The outgoing chief executive of the Scottish Federation of Housing Associations been sharply criticised for views given in a newspaper interview.
Jacqui Watt, who is leaving the SFHA to head up a housing trade body in Australia next month, was featured in an article in the Scottish paper The Herald last week.
In it she is quoted as saying ‘there was a need for radical change’ at the SFHA when she took over four and a half years ago.
She talks about the difficult financial situation that was facing the organisation and how she rationalised its three bases into one Glasgow headquarters.

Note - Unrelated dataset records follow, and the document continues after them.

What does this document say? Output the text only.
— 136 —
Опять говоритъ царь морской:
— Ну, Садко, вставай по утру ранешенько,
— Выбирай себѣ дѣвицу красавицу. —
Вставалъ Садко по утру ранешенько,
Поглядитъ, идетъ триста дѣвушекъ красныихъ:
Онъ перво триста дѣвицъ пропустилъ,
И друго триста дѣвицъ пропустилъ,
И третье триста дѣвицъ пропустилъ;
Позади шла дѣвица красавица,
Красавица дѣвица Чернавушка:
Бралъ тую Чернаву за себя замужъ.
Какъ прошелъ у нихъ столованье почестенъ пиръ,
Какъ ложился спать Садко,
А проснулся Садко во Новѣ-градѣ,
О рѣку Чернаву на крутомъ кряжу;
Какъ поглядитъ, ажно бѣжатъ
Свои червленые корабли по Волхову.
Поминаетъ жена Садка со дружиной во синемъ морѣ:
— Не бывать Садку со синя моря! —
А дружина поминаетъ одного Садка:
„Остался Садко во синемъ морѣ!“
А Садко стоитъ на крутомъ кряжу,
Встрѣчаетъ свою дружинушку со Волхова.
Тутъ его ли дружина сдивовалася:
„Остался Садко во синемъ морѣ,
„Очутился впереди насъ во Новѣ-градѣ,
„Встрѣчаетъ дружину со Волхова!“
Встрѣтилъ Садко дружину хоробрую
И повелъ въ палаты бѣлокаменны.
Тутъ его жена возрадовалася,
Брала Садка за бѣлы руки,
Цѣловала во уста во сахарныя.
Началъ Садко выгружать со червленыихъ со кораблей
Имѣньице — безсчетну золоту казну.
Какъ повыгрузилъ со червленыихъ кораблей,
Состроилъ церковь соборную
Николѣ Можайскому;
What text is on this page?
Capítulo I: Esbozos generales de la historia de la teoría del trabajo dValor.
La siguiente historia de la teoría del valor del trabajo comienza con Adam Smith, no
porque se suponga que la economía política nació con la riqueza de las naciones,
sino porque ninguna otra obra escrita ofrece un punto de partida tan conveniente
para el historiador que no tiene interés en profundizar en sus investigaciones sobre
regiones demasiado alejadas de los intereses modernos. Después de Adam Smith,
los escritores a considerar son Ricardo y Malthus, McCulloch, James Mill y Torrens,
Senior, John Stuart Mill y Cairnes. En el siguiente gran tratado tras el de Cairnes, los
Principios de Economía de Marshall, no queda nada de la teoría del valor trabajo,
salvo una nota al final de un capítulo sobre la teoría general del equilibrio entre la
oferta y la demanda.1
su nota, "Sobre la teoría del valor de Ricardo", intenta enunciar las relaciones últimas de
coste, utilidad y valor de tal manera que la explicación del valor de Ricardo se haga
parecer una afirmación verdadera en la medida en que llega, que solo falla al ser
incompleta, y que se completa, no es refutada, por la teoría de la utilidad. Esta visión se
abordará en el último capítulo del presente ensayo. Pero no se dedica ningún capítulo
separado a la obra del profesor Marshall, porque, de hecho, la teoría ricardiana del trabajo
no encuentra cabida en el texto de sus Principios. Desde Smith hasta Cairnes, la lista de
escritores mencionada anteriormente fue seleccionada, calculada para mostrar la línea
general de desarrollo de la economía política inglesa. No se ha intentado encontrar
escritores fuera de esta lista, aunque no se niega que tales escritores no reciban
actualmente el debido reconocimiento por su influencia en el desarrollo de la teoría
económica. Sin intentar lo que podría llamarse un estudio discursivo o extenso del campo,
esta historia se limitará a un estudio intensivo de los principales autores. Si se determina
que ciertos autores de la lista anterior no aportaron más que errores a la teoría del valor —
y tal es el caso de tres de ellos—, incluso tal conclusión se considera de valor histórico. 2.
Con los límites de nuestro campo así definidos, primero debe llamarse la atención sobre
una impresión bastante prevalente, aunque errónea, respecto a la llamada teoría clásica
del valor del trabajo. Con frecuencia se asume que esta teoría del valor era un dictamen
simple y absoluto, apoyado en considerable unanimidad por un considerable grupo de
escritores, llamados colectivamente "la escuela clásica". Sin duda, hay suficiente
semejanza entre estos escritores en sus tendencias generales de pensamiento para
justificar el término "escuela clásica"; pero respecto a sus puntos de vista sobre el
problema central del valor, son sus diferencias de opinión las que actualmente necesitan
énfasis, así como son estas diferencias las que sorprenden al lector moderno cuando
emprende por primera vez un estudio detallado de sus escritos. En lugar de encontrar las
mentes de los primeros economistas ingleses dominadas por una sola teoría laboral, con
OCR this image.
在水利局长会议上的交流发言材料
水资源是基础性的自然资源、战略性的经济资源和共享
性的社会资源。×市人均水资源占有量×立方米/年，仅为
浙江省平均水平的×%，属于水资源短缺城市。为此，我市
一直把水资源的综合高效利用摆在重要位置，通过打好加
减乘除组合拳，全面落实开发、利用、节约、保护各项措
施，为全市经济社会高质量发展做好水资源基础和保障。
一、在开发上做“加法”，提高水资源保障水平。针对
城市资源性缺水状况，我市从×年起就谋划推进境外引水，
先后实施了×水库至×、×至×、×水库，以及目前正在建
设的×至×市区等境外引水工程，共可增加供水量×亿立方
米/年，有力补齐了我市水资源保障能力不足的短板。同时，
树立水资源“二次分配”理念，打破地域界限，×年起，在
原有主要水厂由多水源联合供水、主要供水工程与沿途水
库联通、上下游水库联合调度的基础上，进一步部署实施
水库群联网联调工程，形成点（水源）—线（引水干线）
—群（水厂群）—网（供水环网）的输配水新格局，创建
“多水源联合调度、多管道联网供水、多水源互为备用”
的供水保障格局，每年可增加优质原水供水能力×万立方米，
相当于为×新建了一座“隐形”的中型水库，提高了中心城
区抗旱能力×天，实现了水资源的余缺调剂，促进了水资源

This was not a universally popular move, but she credits herself with ‘shifting people’s thinking’ saying: ‘As an organisation, we are leaner, meaner and much tighter.’
But Bruce Forbes, director of Angus Housing Association, has written to daily email bulletin Scottish Housing News saying he read the interview with ‘incredulity’.
‘Her analysis of her tenure at the helm of the federation is so contradictory and misleading that it cannot be allowed to pass without comment,’ he writes.
‘To claim that her real reward has been to “shift people’s thinking” while presiding over the unprecedented departure of “squeaking” members in what had previously been a reasonably broad church of organisations with genuine shared core values, sounds more contemptuous than an example of leadership qualities.’
He says there has been nearly a ‘100 per cent turnover’ in SFHA staff ‘alienating and losing almost a whole, mostly excellent staff team’.
Mr Forbes also compared Ms Watt’s leadership to her predecessor David Orr, who is now head of the National Housing Federation.
He writes Mr Orr brings ‘influence and expertise’ to his role in England and that ‘most of us can remember how effective a lobbying organisation the SFHA was in David’s time and we will not be convinced by Ms Watts’ attempt to revise history’.
Grant Ager, director of Fairfield Housing Co-operative, has responded in the same bulletin.
He says the SFHA was right to get ‘its internal house in order financially’ but ‘significant opportunities’ had been missed to lobby government to maintain investment in housing. ‘I, along with many other SFHA members, want our trade body to get back to those basic principles,’ he says.
A SFHA spokesperson said: ‘The views expressed by Jacqui Watt in her interview with the Herald reflect the nature of the piece, which focused on her personal experiences in post, with a degree of subjectivity.
‘There was a significant amount of staff turnover during the year 2007/08 when the SFHA went through a restructuring. Levels of turnover have subsequently stabilised.’